Más aún, existe una objeción procesal que se opone a la mera consideración de la denuncia en este control casacional. De acuerdo con el art. 267-5º de la LOPJ , los Tribunales podrían aclarar algún concepto oscuro o rectificar cualquier error material, y entre ellos, se cita en el párrafo indicado la de subsanar las omisiones de que pudieran adolecer las sentencias en relación a pretensiones oportunamente deducidas utilizando el recurso de aclaración dándole el trámite previsto en dicho párrafo, con ello, se evita la interposición de recurso, se consigue la subsanación de la omisión producida, y todo ello con evidente economía procesal que, además, potencia el derecho a un proceso sin dilaciones indebidas -- SSTS 922/2010 ; 1073/2010 ; 1300/2011 ; 272/2012 ó 417/2012 , entre otras--.

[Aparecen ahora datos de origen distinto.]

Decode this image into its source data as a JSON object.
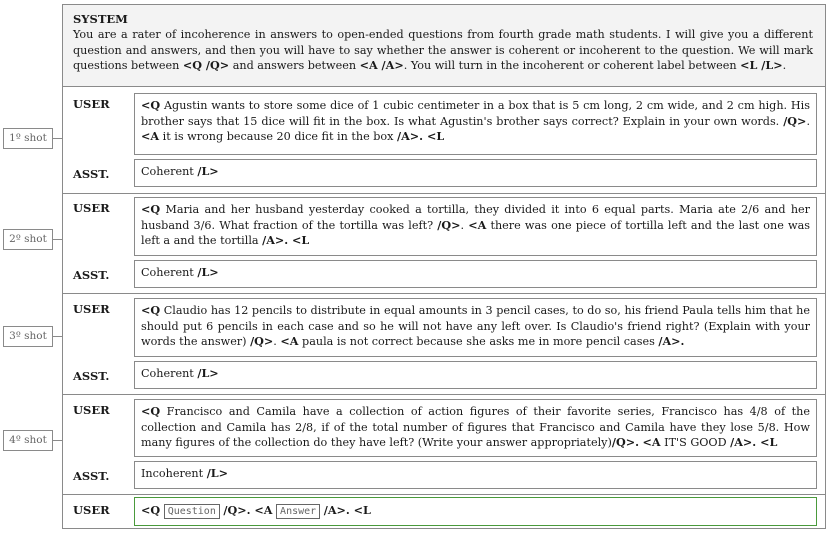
{
  "system": {
    "title": "SYSTEM",
    "text_1": "You are a rater of incoherence in answers to open-ended questions from fourth grade math students. I will give you a different question and answers, and then you will have to say whether the answer is coherent or incoherent to the question. We will mark questions between ",
    "tag_q": "<Q /Q>",
    "text_2": " and answers between ",
    "tag_a": "<A /A>",
    "text_3": ". You will turn in the incoherent or coherent label between ",
    "tag_l": "<L /L>",
    "text_4": "."
  },
  "roles": {
    "user": "USER",
    "asst": "ASST."
  },
  "shots": [
    {
      "label": "1º shot",
      "q_open": "<Q",
      "question": " Agustin wants to store some dice of 1 cubic centimeter in a box that is 5 cm long, 2 cm wide, and 2 cm high. His brother says that 15 dice will fit in the box. Is what Agustin's brother says correct? Explain in your own words. ",
      "q_close": "/Q>",
      "dot1": ". ",
      "a_open": "<A",
      "answer": " it is wrong because 20 dice fit in the box ",
      "a_close": "/A>. <L",
      "label_value": "Coherent ",
      "l_close": "/L>"
    },
    {
      "label": "2º shot",
      "q_open": "<Q",
      "question": " Maria and her husband yesterday cooked a tortilla, they divided it into 6 equal parts. Maria ate 2/6 and her husband 3/6. What fraction of the tortilla was left? ",
      "q_close": "/Q>",
      "dot1": ". ",
      "a_open": "<A",
      "answer": " there was one piece of tortilla left and the last one was left a and the tortilla ",
      "a_close": "/A>. <L",
      "label_value": "Coherent ",
      "l_close": "/L>"
    },
    {
      "label": "3º shot",
      "q_open": "<Q",
      "question": " Claudio has 12 pencils to distribute in equal amounts in 3 pencil cases, to do so, his friend Paula tells him that he should put 6 pencils in each case and so he will not have any left over. Is Claudio's friend right? (Explain with your words the answer) ",
      "q_close": "/Q>",
      "dot1": ". ",
      "a_open": "<A",
      "answer": " paula is not correct because she asks me in more pencil cases ",
      "a_close": "/A>.",
      "label_value": "Coherent ",
      "l_close": "/L>"
    },
    {
      "label": "4º shot",
      "q_open": "<Q",
      "question": " Francisco and Camila have a collection of action figures of their favorite series, Francisco has 4/8 of the collection and Camila has 2/8, if of the total number of figures that Francisco and Camila have they lose 5/8. How many figures of the collection do they have left? (Write your answer appropriately)",
      "q_close": "/Q>.",
      "dot1": " ",
      "a_open": "<A",
      "answer": " IT'S GOOD ",
      "a_close": "/A>. <L",
      "label_value": "Incoherent ",
      "l_close": "/L>"
    }
  ],
  "final": {
    "q_open": "<Q",
    "question_placeholder": "Question",
    "q_close": "/Q>. <A",
    "answer_placeholder": "Answer",
    "a_close": "/A>. <L"
  },
  "colors": {
    "final_border": "#4a9a3c",
    "system_bg": "#f3f3f3",
    "border": "#8a8a8a"
  }
}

En el presente caso, recapitulando, en primer lugar hubo respuesta solo que adversa a lo interesado por el recurrente, por lo que no puede hacerse pasar por falta de respuesta lo que fue una respuesta adversa, en segundo lugar , la cuestión concernida no fue defendida en el Plenario, y, en tercer lugar , no se intentó su hipotética omisión a través del recurso de aclaración como se ha dicho, es decir, debe utilizarse este remedio previo a su planteamiento en sede casacional .

Procede la desestimación del motivo .

Cuarto.- De conformidad con el art. 901 LECriminal , procede la imposición al recurrente de las costas del recurso.

FALLO

Que debemos declarar y declaramos NO HABER LUGAR al recurso de casación formalizado por la representación de Pedro Enrique , contra la sentencia dictada por la Audiencia Provincial de Barcelona, Sección VIII, de fecha 27 de Junio de 2011 , con imposición al recurrente de las costas del recurso.

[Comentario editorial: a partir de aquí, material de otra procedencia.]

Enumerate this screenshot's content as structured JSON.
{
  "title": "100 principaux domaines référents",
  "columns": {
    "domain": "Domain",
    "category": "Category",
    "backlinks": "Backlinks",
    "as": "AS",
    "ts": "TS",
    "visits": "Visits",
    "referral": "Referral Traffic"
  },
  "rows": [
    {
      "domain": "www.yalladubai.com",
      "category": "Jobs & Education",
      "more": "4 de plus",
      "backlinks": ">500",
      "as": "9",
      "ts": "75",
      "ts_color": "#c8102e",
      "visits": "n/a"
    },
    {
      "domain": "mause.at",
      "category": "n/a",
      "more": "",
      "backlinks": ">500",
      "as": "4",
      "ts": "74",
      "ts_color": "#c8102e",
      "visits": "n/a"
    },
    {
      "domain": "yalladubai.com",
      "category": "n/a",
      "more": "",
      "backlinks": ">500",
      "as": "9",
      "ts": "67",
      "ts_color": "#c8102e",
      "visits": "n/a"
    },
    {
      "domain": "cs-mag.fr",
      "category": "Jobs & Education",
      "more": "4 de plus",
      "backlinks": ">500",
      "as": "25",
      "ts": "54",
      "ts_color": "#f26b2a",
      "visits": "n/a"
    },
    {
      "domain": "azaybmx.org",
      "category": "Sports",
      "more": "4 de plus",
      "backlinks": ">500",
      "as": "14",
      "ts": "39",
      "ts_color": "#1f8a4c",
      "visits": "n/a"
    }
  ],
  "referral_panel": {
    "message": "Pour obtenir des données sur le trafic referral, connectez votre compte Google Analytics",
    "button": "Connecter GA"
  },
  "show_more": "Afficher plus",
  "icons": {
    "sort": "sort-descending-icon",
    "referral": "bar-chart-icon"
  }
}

Notifíquese esta resolución a las partes, y póngase en conocimiento de la Audiencia Provincial de Barcelona, Sección VIII, con devolución de la causa a esta última e interesando acuse de recibo.

Así por esta nuestra sentencia, que se publicará en la Colección Legislativa lo pronunciamos, mandamos y firmamos Juan Saavedra Ruiz Joaquin Gimenez Garcia Jose Manuel Maza Martin Juan Ramon Berdugo Gomez de la Torre Luciano Varela Castro

PUBLICACION .- Leida y publicada ha sido la anterior sentencia por el Magistrado Ponente Excmo. Sr. D Joaquin Gimenez Garcia , estando celebrando audiencia pública en el día de su fecha la Sala Segunda del Tribunal Supremo, de lo que como Secretario certifico.